Joined: Thu Aug 12, 2010 6:29 pm
darwin has shaped man in the present but it's an idea - what other ideas are there?
With only a moment's notice, I probably couldn't think of any alternatives to methodological naturalism, that had legs, other than what comes out of Kant's critique of theorectical reason -- that could allow humans to be "something else" and still leave evolution, nature, and science intact or unintruded upon while also providing a possible termination to the infinite regresses and antinomies of the empirical world. To a degree unlike anyone before him, Kant exhaustively argued from multiple contexts about his version of appearances and non-appearances, to the point of it being very tedious to read and remember and keep straight all the details. As Schopenhauer put it: ". . . knowledge of the nature of the world in itself and outside the idea, no step in advance was made, but one only moved like a squirrel in its wheel. Thus, all the dogmatists may be compared to persons who supposed that if they only went straight on long enough they would come to the end of the world [of experience]; but Kant then circumnavigated the world and showed that, because it is round [an endless process in terms of the substrates, causes, etc., generated], one cannot get out of it by horizontal movement, but that yet by perpendicular movement this is perhaps not impossible."
Note that when Kant refers to soul
in the quote below he is not referring to popular notions of the term. But to how humans would exist on the "things-in-themselves" side of this pseudo dual-aspectism for objects. In his framework, concepts like space, time, causation, substance, relation, etc., are only applicable to experience -- so all that can be said of a "soul" is that it is no more a positive or concrete object than how a set of scientific laws or abstract principles responsible for the universe and its behaviors could be located as such objects somewhere.

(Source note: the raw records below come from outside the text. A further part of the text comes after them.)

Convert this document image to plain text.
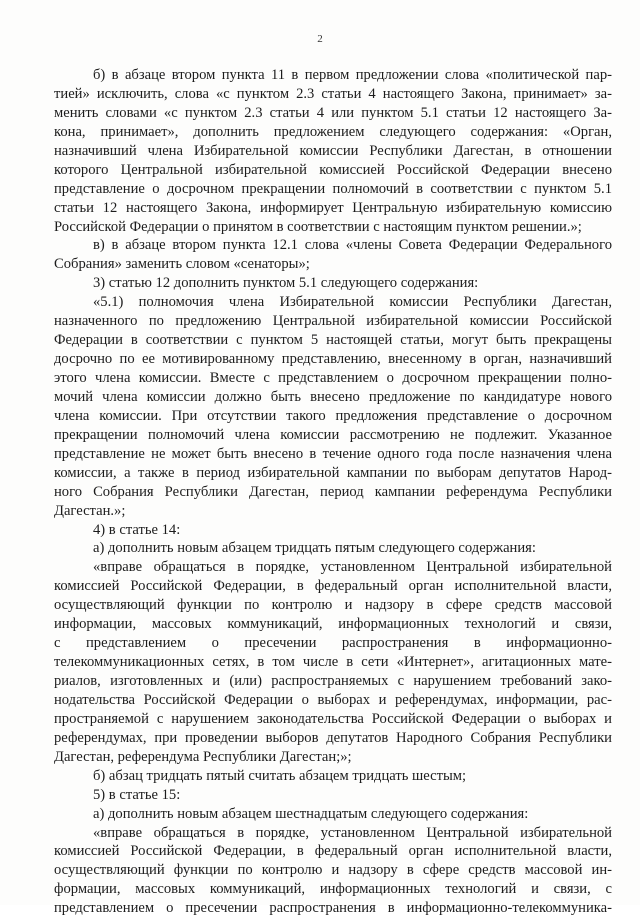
2
б) в абзаце втором пункта 11 в первом предложении слова «политической пар-
тией» исключить, слова «с пунктом 2.3 статьи 4 настоящего Закона, принимает» за-
менить словами «с пунктом 2.3 статьи 4 или пунктом 5.1 статьи 12 настоящего За-
кона, принимает», дополнить предложением следующего содержания: «Орган,
назначивший члена Избирательной комиссии Республики Дагестан, в отношении
которого Центральной избирательной комиссией Российской Федерации внесено
представление о досрочном прекращении полномочий в соответствии с пунктом 5.1
статьи 12 настоящего Закона, информирует Центральную избирательную комиссию
Российской Федерации о принятом в соответствии с настоящим пунктом решении.»;
в) в абзаце втором пункта 12.1 слова «члены Совета Федерации Федерального
Собрания» заменить словом «сенаторы»;
3) статью 12 дополнить пунктом 5.1 следующего содержания:
«5.1) полномочия члена Избирательной комиссии Республики Дагестан,
назначенного по предложению Центральной избирательной комиссии Российской
Федерации в соответствии с пунктом 5 настоящей статьи, могут быть прекращены
досрочно по ее мотивированному представлению, внесенному в орган, назначивший
этого члена комиссии. Вместе с представлением о досрочном прекращении полно-
мочий члена комиссии должно быть внесено предложение по кандидатуре нового
члена комиссии. При отсутствии такого предложения представление о досрочном
прекращении полномочий члена комиссии рассмотрению не подлежит. Указанное
представление не может быть внесено в течение одного года после назначения члена
комиссии, а также в период избирательной кампании по выборам депутатов Народ-
ного Собрания Республики Дагестан, период кампании референдума Республики
Дагестан.»;
4) в статье 14:
а) дополнить новым абзацем тридцать пятым следующего содержания:
«вправе обращаться в порядке, установленном Центральной избирательной
комиссией Российской Федерации, в федеральный орган исполнительной власти,
осуществляющий функции по контролю и надзору в сфере средств массовой
информации, массовых коммуникаций, информационных технологий и связи,
с представлением о пресечении распространения в информационно-
телекоммуникационных сетях, в том числе в сети «Интернет», агитационных мате-
риалов, изготовленных и (или) распространяемых с нарушением требований зако-
нодательства Российской Федерации о выборах и референдумах, информации, рас-
пространяемой с нарушением законодательства Российской Федерации о выборах и
референдумах, при проведении выборов депутатов Народного Собрания Республики
Дагестан, референдума Республики Дагестан;»;
б) абзац тридцать пятый считать абзацем тридцать шестым;
5) в статье 15:
а) дополнить новым абзацем шестнадцатым следующего содержания:
«вправе обращаться в порядке, установленном Центральной избирательной
комиссией Российской Федерации, в федеральный орган исполнительной власти,
осуществляющий функции по контролю и надзору в сфере средств массовой ин-
формации, массовых коммуникаций, информационных технологий и связи, с
представлением о пресечении распространения в информационно-телекоммуника-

In this case, "soul" is a partly knowable thing in itself that engenders experience -- it represents and integrates the other things in themselves as causally connected components of a conditioned world (organized by its a priori categories of space/time, causation, etc. that are universal and coordinated in all or at least most humans: this provides the intersubjectivity, the empirical realism in Kant's scheme). But we're also like the other things in themselves whose "intrinsic constitution" is unknowable -- that is, the human "soul" has an unknowable "non-appearances side" that allows the possibility of freedom or free will, from the standpoint of practical reason. This is the only kind of reason ("ought") that can say something further about metaphysics once theoretical (speculative) reason has been banned from it in Kant's critique.
KANT: [p. xxvii] . . . Let us suppose that the necessary distinction, established in our critique, between things as objects of experience and the same things by themselves, had not been made. In that case, the principle of causality, and with it the mechanism of nature, as determined by it, would apply to all things in general, as efficient causes. I should then not be able to say of one and the same being, for instance the human soul, that its will is free, and, at the same time, subject to the necessity of nature, that is, not free, without involving myself in a palpable contradiction: and this because I had taken the soul, in both propositions, in one and the same sense, namely, as a thing in general (as something by itself), as, without previous criticism, I could not but take it.

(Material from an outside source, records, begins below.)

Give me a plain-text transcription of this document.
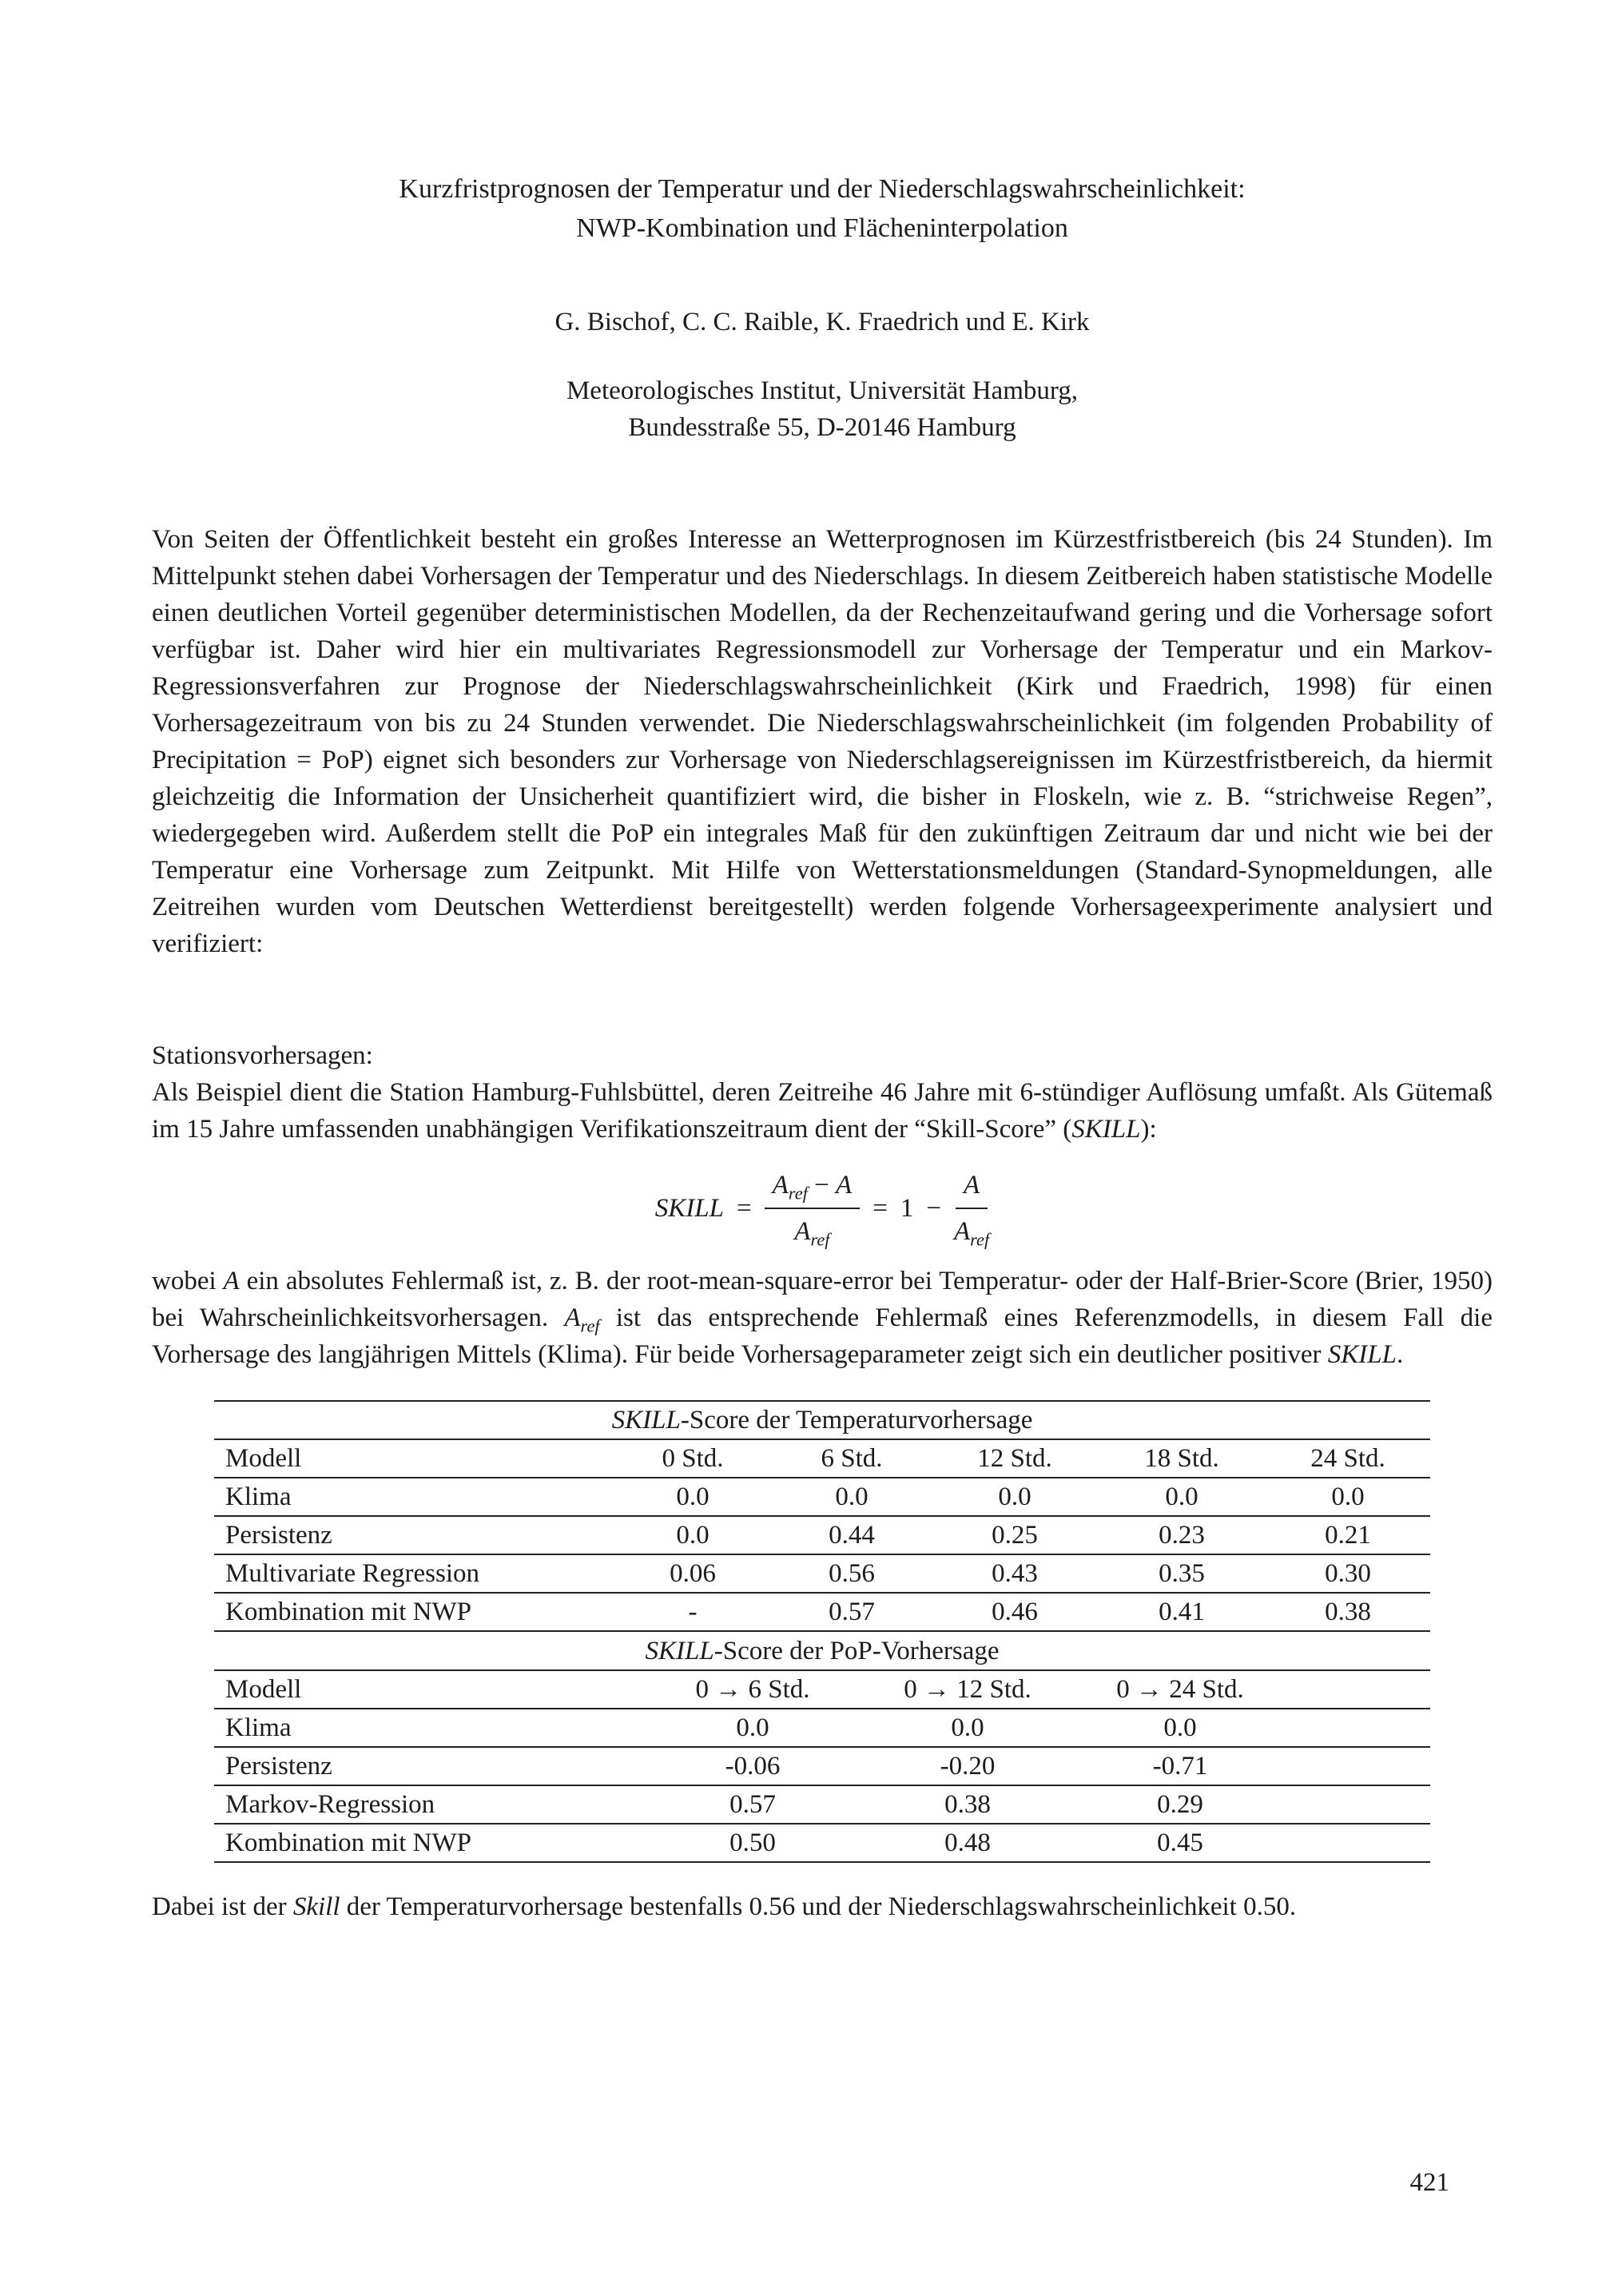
Kurzfristprognosen der Temperatur und der Niederschlagswahrscheinlichkeit:
NWP-Kombination und Flächeninterpolation
G. Bischof, C. C. Raible, K. Fraedrich und E. Kirk
Meteorologisches Institut, Universität Hamburg,
Bundesstraße 55, D-20146 Hamburg

Von Seiten der Öffentlichkeit besteht ein großes Interesse an Wetterprognosen im Kürzestfristbereich (bis 24 Stunden). Im Mittelpunkt stehen dabei Vorhersagen der Temperatur und des Niederschlags. In diesem Zeitbereich haben statistische Modelle einen deutlichen Vorteil gegenüber deterministischen Modellen, da der Rechenzeitaufwand gering und die Vorhersage sofort verfügbar ist. Daher wird hier ein multivariates Regressionsmodell zur Vorhersage der Temperatur und ein Markov-Regressionsverfahren zur Prognose der Niederschlagswahrscheinlichkeit (Kirk und Fraedrich, 1998) für einen Vorhersagezeitraum von bis zu 24 Stunden verwendet. Die Niederschlagswahrscheinlichkeit (im folgenden Probability of Precipitation = PoP) eignet sich besonders zur Vorhersage von Niederschlagsereignissen im Kürzestfristbereich, da hiermit gleichzeitig die Information der Unsicherheit quantifiziert wird, die bisher in Floskeln, wie z. B. “strichweise Regen”, wiedergegeben wird. Außerdem stellt die PoP ein integrales Maß für den zukünftigen Zeitraum dar und nicht wie bei der Temperatur eine Vorhersage zum Zeitpunkt. Mit Hilfe von Wetterstationsmeldungen (Standard-Synopmeldungen, alle Zeitreihen wurden vom Deutschen Wetterdienst bereitgestellt) werden folgende Vorhersageexperimente analysiert und verifiziert:

Stationsvorhersagen:

Als Beispiel dient die Station Hamburg-Fuhlsbüttel, deren Zeitreihe 46 Jahre mit 6-stündiger Auflösung umfaßt. Als Gütemaß im 15 Jahre umfassenden unabhängigen Verifikationszeitraum dient der “Skill-Score” (SKILL):

SKILL = $\frac{A_{ref} - A}{A_{ref}} = 1 - \frac{A}{A_{ref}}$

wobei A ein absolutes Fehlermaß ist, z. B. der root-mean-square-error bei Temperatur- oder der Half-Brier-Score (Brier, 1950) bei Wahrscheinlichkeitsvorhersagen. $A_{ref}$ ist das entsprechende Fehlermaß eines Referenzmodells, in diesem Fall die Vorhersage des langjährigen Mittels (Klima). Für beide Vorhersageparameter zeigt sich ein deutlicher positiver SKILL.

SKILL-Score der Temperaturvorhersage					
Modell	0 Std.	6 Std.	12 Std.	18 Std.	24 Std.
Klima	0.0	0.0	0.0	0.0	0.0
Persistenz	0.0	0.44	0.25	0.23	0.21
Multivariate Regression	0.06	0.56	0.43	0.35	0.30
Kombination mit NWP	-	0.57	0.46	0.41	0.38
SKILL-Score der PoP-Vorhersage				
Modell	0 → 6 Std.	0 → 12 Std.	0 → 24 Std.	
Klima	0.0	0.0	0.0	
Persistenz	-0.06	-0.20	-0.71	
Markov-Regression	0.57	0.38	0.29	
Kombination mit NWP	0.50	0.48	0.45	

Dabei ist der Skill der Temperaturvorhersage bestenfalls 0.56 und der Niederschlagswahrscheinlichkeit 0.50.

421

If, however, our criticism was true, in teaching us to take an object in two senses, namely, either as a phenomenon, or as a thing by itself, and if the deduction of our concepts of the understanding was correct, and the principle of causality applies to things only, if taken in the first sense, namely, so far as they are objects of experience, but not to things, if taken in their second sense, we can, without any contradiction, think the same will when phenomenal (in visible actions) as necessarily [p. xxviii] conforming to the law of nature, and so far, not free, and yet, on the other hand, when belonging to a thing by itself, as not subject to that law of nature, and therefore free.
Now it is quite true that I may not know my soul, as a thing by itself, by means of speculative reason (still less through empirical observation), and consequently may not know freedom either, as the quality of a being to which I attribute effects in the world of sense, because, in order to do this, I should have to know such a being as determined in its existence, and yet as not determined in time (which, as I cannot provide my concept with any intuition, is impossible). This, however, does not prevent me from thinking freedom; that is, my representation of it contains at least no contradiction within itself, if only our critical distinction of the two modes of representation (the sensible and the intelligible), and the consequent limitation of the concepts of the pure understanding, and of the principles based on them, has been properly carried out."